Walking or talking, rights on full display
Some area high school students are going to enjoy an exercise in civic participation today.
With blessings from Stan Olson, Coeur d’Alene schools superintendent, today’s brief walkout will also constitute steps toward maturity and citizenship.
“We recognize their rights to peaceful assembly and free expression, and to advocate for causes that are important to them,” Olson wrote in a letter to parents in the district.
Olson emphasized the need for orderly conduct, warning that anything beyond peaceful assembly on campus will be dealt with through disciplinary action. Here’s hoping it doesn’t come to that.

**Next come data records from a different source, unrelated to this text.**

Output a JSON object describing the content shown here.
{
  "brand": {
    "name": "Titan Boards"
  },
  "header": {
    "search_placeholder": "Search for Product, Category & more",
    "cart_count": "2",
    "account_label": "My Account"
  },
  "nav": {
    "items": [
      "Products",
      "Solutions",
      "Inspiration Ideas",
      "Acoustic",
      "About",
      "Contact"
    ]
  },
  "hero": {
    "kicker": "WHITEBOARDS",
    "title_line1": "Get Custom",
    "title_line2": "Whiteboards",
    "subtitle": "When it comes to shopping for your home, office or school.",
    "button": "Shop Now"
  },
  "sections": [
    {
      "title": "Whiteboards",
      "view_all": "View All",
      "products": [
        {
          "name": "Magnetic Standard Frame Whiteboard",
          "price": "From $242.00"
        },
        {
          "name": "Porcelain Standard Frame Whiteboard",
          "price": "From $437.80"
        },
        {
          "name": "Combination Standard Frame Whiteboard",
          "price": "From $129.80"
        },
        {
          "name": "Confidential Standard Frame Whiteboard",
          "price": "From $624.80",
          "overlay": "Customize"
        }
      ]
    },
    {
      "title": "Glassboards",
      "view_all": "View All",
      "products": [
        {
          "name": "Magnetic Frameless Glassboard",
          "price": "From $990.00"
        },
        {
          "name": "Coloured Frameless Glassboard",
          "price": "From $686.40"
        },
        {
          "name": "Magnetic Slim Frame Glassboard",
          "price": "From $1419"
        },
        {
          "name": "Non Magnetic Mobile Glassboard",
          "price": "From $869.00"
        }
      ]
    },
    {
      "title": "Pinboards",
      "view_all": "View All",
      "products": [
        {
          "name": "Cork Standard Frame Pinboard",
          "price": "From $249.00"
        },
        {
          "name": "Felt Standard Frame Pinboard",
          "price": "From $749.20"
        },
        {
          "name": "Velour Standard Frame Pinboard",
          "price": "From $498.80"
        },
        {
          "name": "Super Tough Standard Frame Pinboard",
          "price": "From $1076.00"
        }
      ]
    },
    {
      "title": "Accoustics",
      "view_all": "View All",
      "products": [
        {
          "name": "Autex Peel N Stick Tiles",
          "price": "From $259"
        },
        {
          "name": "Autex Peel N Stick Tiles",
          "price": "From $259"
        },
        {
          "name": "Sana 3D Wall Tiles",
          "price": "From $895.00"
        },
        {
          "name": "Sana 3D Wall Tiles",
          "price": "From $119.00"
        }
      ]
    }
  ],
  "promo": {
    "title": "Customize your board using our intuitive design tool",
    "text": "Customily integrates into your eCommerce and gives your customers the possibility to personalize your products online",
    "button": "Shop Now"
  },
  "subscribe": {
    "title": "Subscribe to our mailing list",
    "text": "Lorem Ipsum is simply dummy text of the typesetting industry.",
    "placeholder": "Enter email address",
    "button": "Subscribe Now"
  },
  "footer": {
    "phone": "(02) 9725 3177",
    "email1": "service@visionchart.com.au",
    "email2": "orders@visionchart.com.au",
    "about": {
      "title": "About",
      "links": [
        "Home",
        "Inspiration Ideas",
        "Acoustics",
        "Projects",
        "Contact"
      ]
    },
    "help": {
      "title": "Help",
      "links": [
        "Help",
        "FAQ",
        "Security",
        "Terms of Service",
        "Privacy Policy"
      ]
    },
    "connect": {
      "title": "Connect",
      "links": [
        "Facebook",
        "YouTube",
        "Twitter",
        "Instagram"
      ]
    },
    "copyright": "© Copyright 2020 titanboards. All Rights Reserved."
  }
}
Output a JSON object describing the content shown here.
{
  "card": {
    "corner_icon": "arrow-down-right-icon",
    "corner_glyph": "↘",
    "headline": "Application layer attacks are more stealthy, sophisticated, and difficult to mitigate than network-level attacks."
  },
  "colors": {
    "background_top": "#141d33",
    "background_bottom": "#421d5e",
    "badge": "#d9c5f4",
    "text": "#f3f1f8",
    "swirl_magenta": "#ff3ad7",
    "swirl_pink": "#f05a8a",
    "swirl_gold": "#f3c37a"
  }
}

In contrast, they’re doing things a bit differently at Coeur d’Alene Charter Academy, which has built a reputation on doing things differently. Charter is a college prep public school that is uncompromising in its focus on education first. Charter students wear uniforms; they can’t use smartphones during school. And pound for pound, they produce more major scholarship winners than any of their local peers.
In a letter to Charter parents last week, Principal Dan Nicklay said his students will talk, not walk. During study lab today, students have the option of attending a forum on gun violence in schools, featuring student speakers with a ride range of views on related subjects.
Following the forum, students may then comment in an online forum moderated by their peers.
Talk. Not walk.
“This will not be a political rally or a “protest,” but a respectful exchange of ideas on a difficult issue,” Nicklay wrote. “The Academy was founded with this type of discussion at the core of our philosophy.”
Nicklay also indicated that students may wear orange shirts or ribbons today to show solidarity, with a student group offering ribbons to any student who wants to wear one.
“Because it happens during Study Lab, it will not impact teaching and learning. Because it is not a ‘walk out,’ it will not present any unnecessary risks to our students,” he wrote.
The Press applauds the student-organized walkout efforts within the school district and agrees with Superintendent Olson that this lesson in assembly and advocacy is the exercise of several rights Americans should hold dear.